Musically, "Entropia" features elements of straight ahead metal, funk, jazz, bombastic progressive rock, bittersweet balladry and much more. Daniel's voice is raw and slightly underdeveloped, comparatively speaking. You can feel the strain in his voice, especially when he attempts to hit highs and lows that would come effortlessly on many of their future albums. Daniel's vocals are fascinating and exciting, as always. From a structural and song writing point of view, "Entropia" has all over the place. The group jumps between styles sporadically, moods and dynamics are constantly shifting around in potentially disorienting fashion, and the instrumental work is easily one of the best that they've ever made. Pain Of Salvation have come to always place the concepts first, and it might not be quite right on this debut. On it, the band was still experimenting with different directions and composing explorative, which is quite reasonable. The rhythm section of Kristoffer and Langell is at its most frenetic, displaying much more of a jazz influenced free style flow throwing around some rather type patterns that we never really get to hear on future albums.
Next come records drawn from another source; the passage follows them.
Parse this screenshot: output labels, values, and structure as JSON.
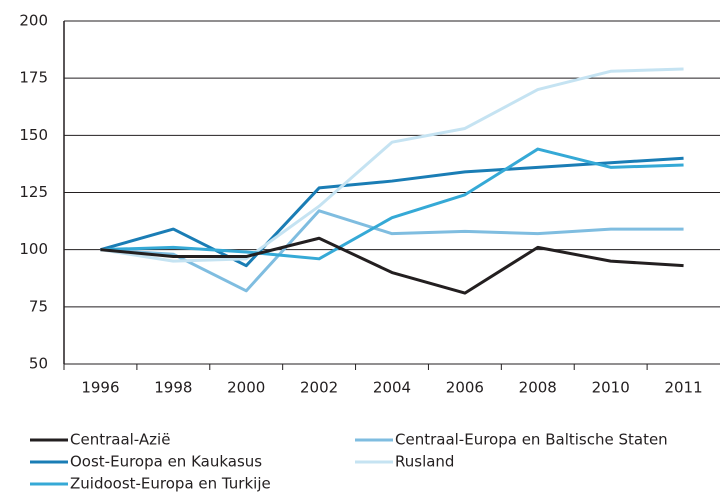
{
  "chart_data": {
    "type": "line",
    "categories": [
      "1996",
      "1998",
      "2000",
      "2002",
      "2004",
      "2006",
      "2008",
      "2010",
      "2011"
    ],
    "series": [
      {
        "name": "Centraal-Azië",
        "color": "#231f20",
        "values": [
          100,
          97,
          97,
          105,
          90,
          81,
          101,
          95,
          93
        ]
      },
      {
        "name": "Centraal-Europa en Baltische Staten",
        "color": "#7fbde0",
        "values": [
          100,
          98,
          82,
          117,
          107,
          108,
          107,
          109,
          109
        ]
      },
      {
        "name": "Oost-Europa en Kaukasus",
        "color": "#1a7db5",
        "values": [
          100,
          109,
          93,
          127,
          130,
          134,
          136,
          138,
          140
        ]
      },
      {
        "name": "Rusland",
        "color": "#c5e3f2",
        "values": [
          100,
          95,
          96,
          119,
          147,
          153,
          170,
          178,
          179
        ]
      },
      {
        "name": "Zuidoost-Europa en Turkije",
        "color": "#35a9d6",
        "values": [
          100,
          101,
          99,
          96,
          114,
          124,
          144,
          136,
          137
        ]
      }
    ],
    "ylim": [
      50,
      200
    ],
    "yticks": [
      50,
      75,
      100,
      125,
      150,
      175,
      200
    ],
    "grid": true
  }
}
Conclusion: "Entropia" is really an impressive album of Pain Of Salvation. Worth getting with it, for those seeking something new, refreshing, original and who want to listen to something different from the typical progressive metal sound. It's easily one of the best debuts I've ever heard and it marked the starting point of what would be a consistent chain of magnificent progressive metal conceptual albums. "Entropia" encompasses a wide range of different styles of music, like funk, techno and even jazz, but at the core it always has the progressive metal sound. Some progressive metal bands are simply Dream Theater's followers. But this is a band where the emotion plays a big role in the musicianship. The musicianship doesn't equal playing fast, but rather interacting between all musicians resulting in a great balance of composition and improvisation. Daniel Gildenlow plays the lead role with his genial compositions and fantastic vocal work with an amazing range and power. His guitar playing is also technically brilliant and he has his own style. The other band members are of also excellent. I highly recommend "Entropia" to all who wants to hear something fresh and new. It isn't an easy album to get into. It takes a few listenings to fully get into it, but it worth. I'm sincerely convinced that despite isn't as good as "The Perfect Element Part 1" and "Remedy Lane", it's almost there.